Tonkünstler Orchestra, Festspielhaus St. Pölten © Werner Kmetitsch

Tonkünstler Orchestra, Festspielhaus St. Pölten © Werner Kmetitsch

The extraordinary production Shared Landscapes, co-produced by Tangente St. Pölten, the Berliner Festspiele and the Festival d'Avignon, among others, and realized by the Théâtre Vidy-Lausanne and Rimini Apparat, in turn takes seven contemporary pieces to the outskirts of Sankt Pölten, where, according to the announcement, "an entire day is spent among trees, meadows, human and non-human inhabitants. In the open air, a new kind of community is created at the transition between city and countryside." The intensive, highly recommended performance, conceived and curated by Caroline Barneaud and Stefan Kaegi (Rimini Protokoll), includes a walk lasting several hours with artistic interventions, performances, audio tours, music scores, choreographies and media art.

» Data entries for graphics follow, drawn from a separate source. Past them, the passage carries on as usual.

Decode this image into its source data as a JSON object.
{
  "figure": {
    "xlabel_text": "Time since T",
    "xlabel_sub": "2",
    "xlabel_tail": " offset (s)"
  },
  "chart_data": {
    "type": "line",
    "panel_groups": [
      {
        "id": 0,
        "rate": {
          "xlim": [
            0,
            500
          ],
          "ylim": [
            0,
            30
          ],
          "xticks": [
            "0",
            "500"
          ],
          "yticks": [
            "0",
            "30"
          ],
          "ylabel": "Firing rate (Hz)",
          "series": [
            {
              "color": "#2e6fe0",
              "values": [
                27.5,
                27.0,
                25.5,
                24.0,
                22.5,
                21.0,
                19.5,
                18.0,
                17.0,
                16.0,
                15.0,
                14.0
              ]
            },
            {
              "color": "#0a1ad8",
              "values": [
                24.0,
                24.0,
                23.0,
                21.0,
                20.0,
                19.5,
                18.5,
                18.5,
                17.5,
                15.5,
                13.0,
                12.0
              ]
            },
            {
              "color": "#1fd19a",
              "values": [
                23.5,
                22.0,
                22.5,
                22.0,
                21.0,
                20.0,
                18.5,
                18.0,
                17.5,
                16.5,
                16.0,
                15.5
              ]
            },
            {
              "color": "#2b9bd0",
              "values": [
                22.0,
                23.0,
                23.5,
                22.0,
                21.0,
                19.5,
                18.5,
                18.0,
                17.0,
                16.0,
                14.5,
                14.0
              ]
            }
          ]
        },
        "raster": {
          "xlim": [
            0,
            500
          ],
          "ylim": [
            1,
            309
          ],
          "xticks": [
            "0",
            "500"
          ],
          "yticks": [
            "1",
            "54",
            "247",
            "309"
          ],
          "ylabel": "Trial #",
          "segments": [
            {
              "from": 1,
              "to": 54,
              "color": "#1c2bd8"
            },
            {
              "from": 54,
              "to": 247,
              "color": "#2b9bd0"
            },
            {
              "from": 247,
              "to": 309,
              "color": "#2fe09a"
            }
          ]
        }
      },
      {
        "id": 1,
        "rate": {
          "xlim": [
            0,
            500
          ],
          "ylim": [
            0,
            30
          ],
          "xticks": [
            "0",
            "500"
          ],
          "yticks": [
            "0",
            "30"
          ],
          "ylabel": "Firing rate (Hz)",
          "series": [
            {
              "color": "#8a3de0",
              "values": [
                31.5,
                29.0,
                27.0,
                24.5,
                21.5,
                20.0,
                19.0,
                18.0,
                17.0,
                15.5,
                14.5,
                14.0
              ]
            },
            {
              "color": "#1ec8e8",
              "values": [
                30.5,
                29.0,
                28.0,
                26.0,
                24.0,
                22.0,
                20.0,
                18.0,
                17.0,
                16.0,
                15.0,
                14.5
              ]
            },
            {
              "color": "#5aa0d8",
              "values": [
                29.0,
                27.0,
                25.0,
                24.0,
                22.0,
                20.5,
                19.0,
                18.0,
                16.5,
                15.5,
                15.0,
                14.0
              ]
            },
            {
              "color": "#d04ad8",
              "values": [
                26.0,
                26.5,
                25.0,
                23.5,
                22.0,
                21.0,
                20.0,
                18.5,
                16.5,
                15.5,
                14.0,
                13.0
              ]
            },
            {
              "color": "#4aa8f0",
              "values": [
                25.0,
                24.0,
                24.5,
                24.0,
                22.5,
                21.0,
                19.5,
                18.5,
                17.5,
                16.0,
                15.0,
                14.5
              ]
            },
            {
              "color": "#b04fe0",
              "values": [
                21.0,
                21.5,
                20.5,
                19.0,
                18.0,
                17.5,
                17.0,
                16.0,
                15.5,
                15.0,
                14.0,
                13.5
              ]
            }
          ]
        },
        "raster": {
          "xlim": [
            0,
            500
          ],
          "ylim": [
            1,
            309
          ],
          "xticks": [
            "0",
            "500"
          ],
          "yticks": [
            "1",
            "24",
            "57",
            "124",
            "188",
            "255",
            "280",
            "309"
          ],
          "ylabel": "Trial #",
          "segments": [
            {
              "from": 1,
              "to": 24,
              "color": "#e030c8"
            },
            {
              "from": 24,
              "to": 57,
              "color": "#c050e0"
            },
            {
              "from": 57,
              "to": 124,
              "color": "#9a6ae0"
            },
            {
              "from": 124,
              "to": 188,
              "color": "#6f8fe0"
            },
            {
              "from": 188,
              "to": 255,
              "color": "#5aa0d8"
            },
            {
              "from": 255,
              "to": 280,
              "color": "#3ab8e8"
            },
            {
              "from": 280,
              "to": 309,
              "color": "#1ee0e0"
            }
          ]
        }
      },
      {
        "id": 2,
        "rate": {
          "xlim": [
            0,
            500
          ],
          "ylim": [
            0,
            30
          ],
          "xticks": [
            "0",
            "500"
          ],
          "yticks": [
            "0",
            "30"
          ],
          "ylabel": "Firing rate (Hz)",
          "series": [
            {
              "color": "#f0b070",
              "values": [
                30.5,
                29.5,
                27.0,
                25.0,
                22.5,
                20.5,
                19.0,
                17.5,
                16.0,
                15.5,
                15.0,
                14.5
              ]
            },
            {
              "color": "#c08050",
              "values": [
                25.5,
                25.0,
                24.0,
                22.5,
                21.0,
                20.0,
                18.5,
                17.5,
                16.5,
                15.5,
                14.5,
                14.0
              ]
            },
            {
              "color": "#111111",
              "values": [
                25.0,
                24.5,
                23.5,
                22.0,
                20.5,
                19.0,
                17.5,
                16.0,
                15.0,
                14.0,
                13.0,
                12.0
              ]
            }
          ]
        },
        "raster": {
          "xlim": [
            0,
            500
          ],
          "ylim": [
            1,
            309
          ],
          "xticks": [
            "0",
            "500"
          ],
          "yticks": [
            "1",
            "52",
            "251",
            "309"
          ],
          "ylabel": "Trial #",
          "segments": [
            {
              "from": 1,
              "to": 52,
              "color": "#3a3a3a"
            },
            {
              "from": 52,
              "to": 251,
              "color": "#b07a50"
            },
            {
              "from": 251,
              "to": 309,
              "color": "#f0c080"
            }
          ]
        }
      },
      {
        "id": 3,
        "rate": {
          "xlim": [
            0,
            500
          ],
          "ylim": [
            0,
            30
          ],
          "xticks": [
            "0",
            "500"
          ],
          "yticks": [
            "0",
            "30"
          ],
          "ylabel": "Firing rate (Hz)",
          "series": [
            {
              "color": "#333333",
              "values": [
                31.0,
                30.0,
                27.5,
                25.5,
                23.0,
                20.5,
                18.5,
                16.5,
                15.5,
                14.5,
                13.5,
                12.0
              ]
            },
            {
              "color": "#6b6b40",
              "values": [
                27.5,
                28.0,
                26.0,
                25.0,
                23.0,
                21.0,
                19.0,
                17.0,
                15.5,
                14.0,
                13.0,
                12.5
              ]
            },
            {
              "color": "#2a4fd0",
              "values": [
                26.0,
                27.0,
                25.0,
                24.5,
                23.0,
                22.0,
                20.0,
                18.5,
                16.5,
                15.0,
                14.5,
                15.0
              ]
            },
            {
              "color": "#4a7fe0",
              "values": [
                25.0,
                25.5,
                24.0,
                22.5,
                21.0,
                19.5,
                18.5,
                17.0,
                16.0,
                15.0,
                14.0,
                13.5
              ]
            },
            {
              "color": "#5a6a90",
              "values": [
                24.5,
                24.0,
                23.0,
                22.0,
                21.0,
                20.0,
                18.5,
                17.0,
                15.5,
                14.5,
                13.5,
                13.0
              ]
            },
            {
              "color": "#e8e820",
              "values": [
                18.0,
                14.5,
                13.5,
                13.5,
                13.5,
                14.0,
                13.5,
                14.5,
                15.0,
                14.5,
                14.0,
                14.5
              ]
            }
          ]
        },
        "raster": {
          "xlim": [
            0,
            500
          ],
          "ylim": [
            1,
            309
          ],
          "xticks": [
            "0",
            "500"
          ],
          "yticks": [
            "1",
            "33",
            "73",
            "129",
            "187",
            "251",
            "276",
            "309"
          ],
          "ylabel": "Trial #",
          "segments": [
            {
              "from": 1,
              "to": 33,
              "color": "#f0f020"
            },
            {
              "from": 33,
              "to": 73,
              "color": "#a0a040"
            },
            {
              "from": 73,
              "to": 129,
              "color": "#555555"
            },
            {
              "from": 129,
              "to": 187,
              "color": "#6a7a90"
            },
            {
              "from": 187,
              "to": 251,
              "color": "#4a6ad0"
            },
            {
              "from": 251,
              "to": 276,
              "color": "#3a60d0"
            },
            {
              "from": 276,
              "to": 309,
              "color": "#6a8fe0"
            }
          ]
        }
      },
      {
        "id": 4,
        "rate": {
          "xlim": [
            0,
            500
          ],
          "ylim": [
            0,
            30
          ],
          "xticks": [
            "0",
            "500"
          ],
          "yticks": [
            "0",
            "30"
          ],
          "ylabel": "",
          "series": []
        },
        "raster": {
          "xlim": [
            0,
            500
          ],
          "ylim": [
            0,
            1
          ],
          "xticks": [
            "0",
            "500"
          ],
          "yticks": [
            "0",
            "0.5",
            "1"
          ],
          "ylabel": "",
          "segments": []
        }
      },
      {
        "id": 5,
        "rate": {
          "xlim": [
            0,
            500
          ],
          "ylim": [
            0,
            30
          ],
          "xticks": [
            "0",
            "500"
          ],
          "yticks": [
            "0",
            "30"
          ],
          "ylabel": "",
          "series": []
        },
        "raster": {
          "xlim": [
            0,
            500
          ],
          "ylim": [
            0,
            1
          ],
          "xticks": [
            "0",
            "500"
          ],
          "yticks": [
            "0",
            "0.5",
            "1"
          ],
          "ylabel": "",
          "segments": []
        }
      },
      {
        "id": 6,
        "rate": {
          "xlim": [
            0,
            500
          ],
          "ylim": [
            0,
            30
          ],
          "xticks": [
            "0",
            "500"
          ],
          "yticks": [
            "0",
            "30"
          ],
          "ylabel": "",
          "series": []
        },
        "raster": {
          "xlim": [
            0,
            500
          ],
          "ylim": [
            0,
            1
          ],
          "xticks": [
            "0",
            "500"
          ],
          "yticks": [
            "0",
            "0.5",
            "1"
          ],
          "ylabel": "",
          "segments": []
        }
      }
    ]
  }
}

Other highlights of the Tangente St. Pölten 2024 are also Katalog der Vögel with the French star pianist Pierre-Laurent Aimard and the wonderful actress Birgit Minichmayr, who will be exploring Olivier Messiaen's 13-part cycle Catalogue d'oiseaux, which delves deep into the world of birdsong; the world premiere of the Austrian-Italian-Dutch music theater production Alfa Romeo and the electric Giulietta, in which the internationally renowned collective Wunderbaum creates a forward-looking narrative about the former vision of a beautiful, new (car) world that is increasingly losing its beauty and novelty today; the performance of Marta Górnicka's Mothers. A Song for Wartime, a gripping musical theater production at the Landestheater that revolves around violent war rituals and focuses on Ukrainian, Polish and Belarusian mothers and their children; Alien Disko with indie rock luminaries The Notwist and their program developed exclusively for the Tangente and the Festspielhaus; the brilliant dance theater piece New Work by Crystal Pite and Jonathon Young, in which the human need for belonging is explored in a captivatingly emotional way; and the far-sighted dance evening "blue nile to the galaxy around olodumare" by Jeremy Nedd and the group Impilo Mapantsula, who trace the intricate experiences of the African diaspora and know how to fuse spiritual, cosmic jazz and Afrofuturism as a gesture of liberation in an incomparable way.